While the current National League for Democracy (NLD)-led Government has promised to cease imprisoning political activists, there is still significant room for improvement. Immediately after formally stepping into office, the NLD-led Government released 113 political prisoners, including 69 students who were involved in the March 2015 education protests. However, political activists continue to be detained and sentenced on arbitrary charges. In recent news, factory workers were arrested for protesting labor rights as they marched towards Naypyidaw. Similarly, Maung Saung Kha was recently sentenced to six months in jail (though he will walk free as a result of having served his time in prison prior to the sentencing) for having released a poem defaming former President Thein Sein. According to AAPP, there are still 64 political prisoners behind bars and another 174 awaiting trial.

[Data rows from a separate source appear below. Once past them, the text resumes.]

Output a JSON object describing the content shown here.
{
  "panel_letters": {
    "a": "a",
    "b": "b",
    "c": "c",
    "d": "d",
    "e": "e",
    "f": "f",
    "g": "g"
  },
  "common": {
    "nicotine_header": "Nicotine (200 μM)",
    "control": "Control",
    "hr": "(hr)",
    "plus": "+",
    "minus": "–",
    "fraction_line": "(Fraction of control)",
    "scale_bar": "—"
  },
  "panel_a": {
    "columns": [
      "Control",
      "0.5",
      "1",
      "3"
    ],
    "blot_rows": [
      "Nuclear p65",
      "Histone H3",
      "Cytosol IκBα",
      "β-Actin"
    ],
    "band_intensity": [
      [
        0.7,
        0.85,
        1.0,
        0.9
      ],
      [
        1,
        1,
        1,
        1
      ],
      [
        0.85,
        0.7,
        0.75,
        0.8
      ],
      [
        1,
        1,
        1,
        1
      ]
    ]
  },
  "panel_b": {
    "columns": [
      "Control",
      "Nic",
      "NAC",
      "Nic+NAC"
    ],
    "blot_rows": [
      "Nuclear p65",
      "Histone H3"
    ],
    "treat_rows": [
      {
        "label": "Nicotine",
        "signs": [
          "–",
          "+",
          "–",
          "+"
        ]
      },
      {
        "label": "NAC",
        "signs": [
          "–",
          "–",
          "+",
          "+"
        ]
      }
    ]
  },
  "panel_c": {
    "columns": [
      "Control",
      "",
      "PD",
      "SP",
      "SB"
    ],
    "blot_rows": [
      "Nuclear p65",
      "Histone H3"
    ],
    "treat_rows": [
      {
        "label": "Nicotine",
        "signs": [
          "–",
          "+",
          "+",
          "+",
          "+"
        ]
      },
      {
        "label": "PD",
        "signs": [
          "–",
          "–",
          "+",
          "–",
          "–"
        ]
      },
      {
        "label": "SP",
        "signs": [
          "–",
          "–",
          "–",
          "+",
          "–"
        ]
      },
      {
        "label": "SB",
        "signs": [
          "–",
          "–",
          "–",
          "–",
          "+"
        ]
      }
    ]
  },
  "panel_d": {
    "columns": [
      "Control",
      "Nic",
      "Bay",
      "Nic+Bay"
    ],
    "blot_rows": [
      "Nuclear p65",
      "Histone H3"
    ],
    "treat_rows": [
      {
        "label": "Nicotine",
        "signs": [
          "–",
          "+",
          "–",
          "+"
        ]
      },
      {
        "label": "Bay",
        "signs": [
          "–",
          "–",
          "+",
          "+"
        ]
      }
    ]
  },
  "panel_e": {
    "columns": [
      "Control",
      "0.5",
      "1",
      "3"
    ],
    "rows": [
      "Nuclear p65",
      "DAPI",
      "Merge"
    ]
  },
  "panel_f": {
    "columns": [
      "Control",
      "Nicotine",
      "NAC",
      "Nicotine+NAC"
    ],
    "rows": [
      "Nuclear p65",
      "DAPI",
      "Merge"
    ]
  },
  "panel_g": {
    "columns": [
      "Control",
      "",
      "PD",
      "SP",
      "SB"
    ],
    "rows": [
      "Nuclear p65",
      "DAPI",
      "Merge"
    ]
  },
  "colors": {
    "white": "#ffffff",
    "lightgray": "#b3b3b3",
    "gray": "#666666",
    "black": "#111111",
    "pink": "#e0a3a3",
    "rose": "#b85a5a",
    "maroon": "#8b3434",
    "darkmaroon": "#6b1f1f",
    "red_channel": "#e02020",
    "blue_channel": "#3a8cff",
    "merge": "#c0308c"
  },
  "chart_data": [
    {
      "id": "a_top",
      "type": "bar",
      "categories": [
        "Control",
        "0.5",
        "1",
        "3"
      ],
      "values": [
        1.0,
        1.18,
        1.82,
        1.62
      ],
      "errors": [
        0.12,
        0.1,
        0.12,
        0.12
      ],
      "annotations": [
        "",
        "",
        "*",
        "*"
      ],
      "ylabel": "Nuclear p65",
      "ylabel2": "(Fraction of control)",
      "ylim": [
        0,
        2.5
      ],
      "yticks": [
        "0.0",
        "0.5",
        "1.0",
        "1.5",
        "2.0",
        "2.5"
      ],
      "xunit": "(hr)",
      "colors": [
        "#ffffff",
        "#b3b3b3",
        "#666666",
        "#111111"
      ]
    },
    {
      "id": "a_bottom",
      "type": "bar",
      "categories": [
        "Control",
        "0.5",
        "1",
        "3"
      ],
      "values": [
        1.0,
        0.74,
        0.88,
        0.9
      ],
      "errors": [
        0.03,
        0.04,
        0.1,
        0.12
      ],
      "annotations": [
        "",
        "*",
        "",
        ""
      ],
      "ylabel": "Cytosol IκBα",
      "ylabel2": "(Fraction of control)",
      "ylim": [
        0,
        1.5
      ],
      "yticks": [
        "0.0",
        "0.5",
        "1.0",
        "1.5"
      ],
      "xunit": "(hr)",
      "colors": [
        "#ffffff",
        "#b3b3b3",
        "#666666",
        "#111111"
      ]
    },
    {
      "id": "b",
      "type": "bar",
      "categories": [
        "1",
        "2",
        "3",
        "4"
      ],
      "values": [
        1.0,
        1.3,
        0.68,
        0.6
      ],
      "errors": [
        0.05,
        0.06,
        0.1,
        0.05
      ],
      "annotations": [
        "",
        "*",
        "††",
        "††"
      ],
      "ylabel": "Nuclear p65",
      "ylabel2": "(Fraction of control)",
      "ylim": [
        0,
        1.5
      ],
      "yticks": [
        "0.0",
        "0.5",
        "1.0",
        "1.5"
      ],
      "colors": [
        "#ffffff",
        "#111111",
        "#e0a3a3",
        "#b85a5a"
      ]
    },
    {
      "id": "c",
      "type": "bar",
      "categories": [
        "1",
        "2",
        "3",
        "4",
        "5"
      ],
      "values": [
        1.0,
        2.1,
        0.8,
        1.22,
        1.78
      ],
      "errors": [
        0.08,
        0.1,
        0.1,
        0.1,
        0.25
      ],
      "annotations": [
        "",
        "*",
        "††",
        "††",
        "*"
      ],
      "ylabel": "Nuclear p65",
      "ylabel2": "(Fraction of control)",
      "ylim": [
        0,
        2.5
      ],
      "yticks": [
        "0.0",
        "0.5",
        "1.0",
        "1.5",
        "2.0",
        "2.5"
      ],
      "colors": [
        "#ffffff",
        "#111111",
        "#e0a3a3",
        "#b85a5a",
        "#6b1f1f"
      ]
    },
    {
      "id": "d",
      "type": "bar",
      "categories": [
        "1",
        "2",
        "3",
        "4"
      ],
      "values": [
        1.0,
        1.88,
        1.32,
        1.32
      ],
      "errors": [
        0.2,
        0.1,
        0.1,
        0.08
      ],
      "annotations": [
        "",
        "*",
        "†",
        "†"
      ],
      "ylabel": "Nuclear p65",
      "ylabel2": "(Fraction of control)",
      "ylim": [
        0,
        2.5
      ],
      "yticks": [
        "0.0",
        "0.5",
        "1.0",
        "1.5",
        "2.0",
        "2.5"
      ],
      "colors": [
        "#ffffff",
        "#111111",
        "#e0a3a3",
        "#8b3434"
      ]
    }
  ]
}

Echoing the first recommendation from AAPP and FPPS’s report, the new NLD-led Government must recognize political prisoners as such and release them without hesitation. Committing to a democratic reform of government means that democratic principles – namely freedom of expression and assembly – are respected. Individuals arrested on baseless, politically motivated and oppressive charges for demonstrating their right to speak out or criticizing the government must be protected. The NLD-led Government should therefore heed the criticism observed by AAPP and FPPS and release all remaining political prisoners and drop charges against those awaiting trial without further ado. In addition, the NLD-led Government should immediately amend or appeal all oppressive laws, ratify the United Nations Convention against Torture and implement prison reform in compliance with international human rights standards.